地球規模で起きる気象現象は、その発生メカニズムはわかっていても、集中豪雨は特に事前予測が難しく、実際に何時ごろにどの市町村でどの程度の被害が起きるかなど、影響の範囲や大きさまでを予測することが難しい。避難勧告を出すタイミングによっては、夜間など、避難行動がかえって危険を伴うことにもなりかねない。
「特別警報」「警報」「注意報」の意味するところ
『気象予報と防災/予報官の道』(永澤義嗣著、中公新書)は、長く「気象庁予報官」を務めた著者が、日本の気象予報の歴史を振り返るとともに、現代社会で不可欠となった気象サービスのあり方について考察する。民間の「気象予報士」とは異なる、気象庁の気象予報官の仕事についても紹介する。
「平年通り」の平年とは何か、「大気の状態が不安定」とは何を意味するか、日頃聞き慣れている気象用語の定義や気象の慣用句の意味についてもわかりやすく説明している。
本書では、気象庁が発信する「警報」や「注意報」とは何か、その定義や法的根拠について、2013年(平成25年)から運用が開始された「特別警報」とともに詳しく解説している。特別警報は、従来の警報の発表基準をはるかに超える大雨などが予想され重大な災害の危険性が高まっている場合に発令される。
気象庁予報官の重要な仕事に、報道機関と協力して、気象災害に対する「危機感」を正しく伝えること、がある。
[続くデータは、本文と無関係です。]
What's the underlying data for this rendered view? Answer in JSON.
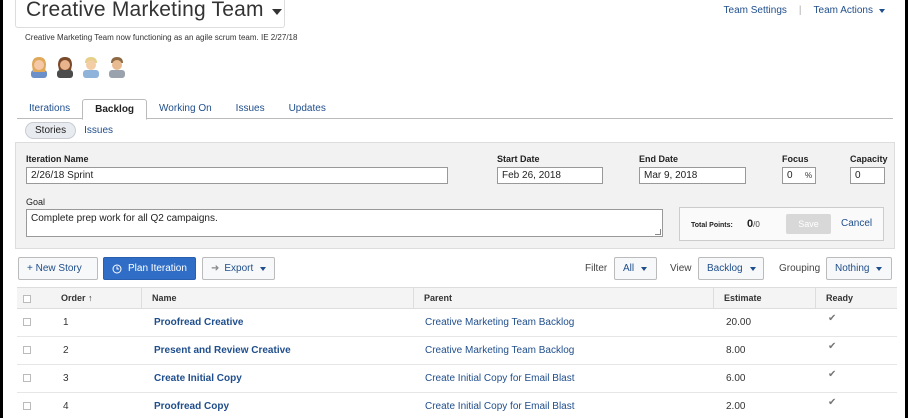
{
  "header": {
    "title": "Creative Marketing Team",
    "subtitle": "Creative Marketing Team now functioning as an agile scrum team. IE 2/27/18",
    "links": [
      "Team Settings",
      "Team Actions"
    ]
  },
  "tabs": [
    "Iterations",
    "Backlog",
    "Working On",
    "Issues",
    "Updates"
  ],
  "active_tab": "Backlog",
  "subtabs": [
    "Stories",
    "Issues"
  ],
  "iteration": {
    "name_label": "Iteration Name",
    "name_value": "2/26/18 Sprint",
    "start_label": "Start Date",
    "start_value": "Feb 26, 2018",
    "end_label": "End Date",
    "end_value": "Mar 9, 2018",
    "focus_label": "Focus",
    "focus_value": "0",
    "focus_unit": "%",
    "capacity_label": "Capacity",
    "capacity_value": "0",
    "goal_label": "Goal",
    "goal_value": "Complete prep work for all Q2 campaigns.",
    "total_points_label": "Total Points:",
    "total_points_value": "0",
    "total_points_den": "/0",
    "save_label": "Save",
    "cancel_label": "Cancel"
  },
  "toolbar": {
    "new_story": "+ New Story",
    "plan_iteration": "Plan Iteration",
    "export": "Export",
    "filter_label": "Filter",
    "filter_value": "All",
    "view_label": "View",
    "view_value": "Backlog",
    "grouping_label": "Grouping",
    "grouping_value": "Nothing"
  },
  "table": {
    "columns": [
      "Order ↑",
      "Name",
      "Parent",
      "Estimate",
      "Ready"
    ],
    "rows": [
      {
        "order": "1",
        "name": "Proofread Creative",
        "parent": "Creative Marketing Team Backlog",
        "estimate": "20.00",
        "ready": "✔"
      },
      {
        "order": "2",
        "name": "Present and Review Creative",
        "parent": "Creative Marketing Team Backlog",
        "estimate": "8.00",
        "ready": "✔"
      },
      {
        "order": "3",
        "name": "Create Initial Copy",
        "parent": "Create Initial Copy for Email Blast",
        "estimate": "6.00",
        "ready": "✔"
      },
      {
        "order": "4",
        "name": "Proofread Copy",
        "parent": "Create Initial Copy for Email Blast",
        "estimate": "2.00",
        "ready": "✔"
      }
    ]
  }
}
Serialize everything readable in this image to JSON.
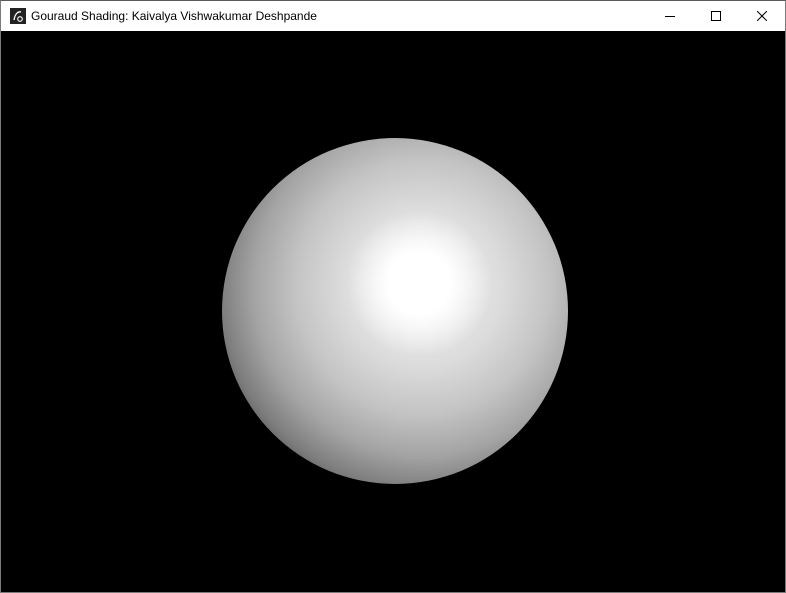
{
  "window": {
    "title": "Gouraud Shading: Kaivalya Vishwakumar Deshpande",
    "app_icon": "app-icon",
    "controls": {
      "minimize_icon": "minimize-icon",
      "maximize_icon": "maximize-icon",
      "close_icon": "close-icon"
    }
  },
  "scene": {
    "background_color": "#000000",
    "object": "sphere",
    "object_color": "#ffffff",
    "shading": "gouraud"
  }
}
いまの危険性がどの段階にあるか、今後どうなるか、気象情報を整理して情報を最も効果的なタイミングで発表する。都道府県知事、市町村長や各機関と協力して、避難勧告等の発令を支援する。多くの人の命にかかわる、責任の重い仕事だ。
警報とは、人命を守るため「避難を考えるべき状況に至ったぞ!」という強い警告である、気象庁予報官や報道機関の「顔色」からも、理解してほしいと著者は呼びかけている。気象の専門家からの、防災に関わる強いメッセージを、私たちは正しく受け止め、適切な行動につなげているだろうか。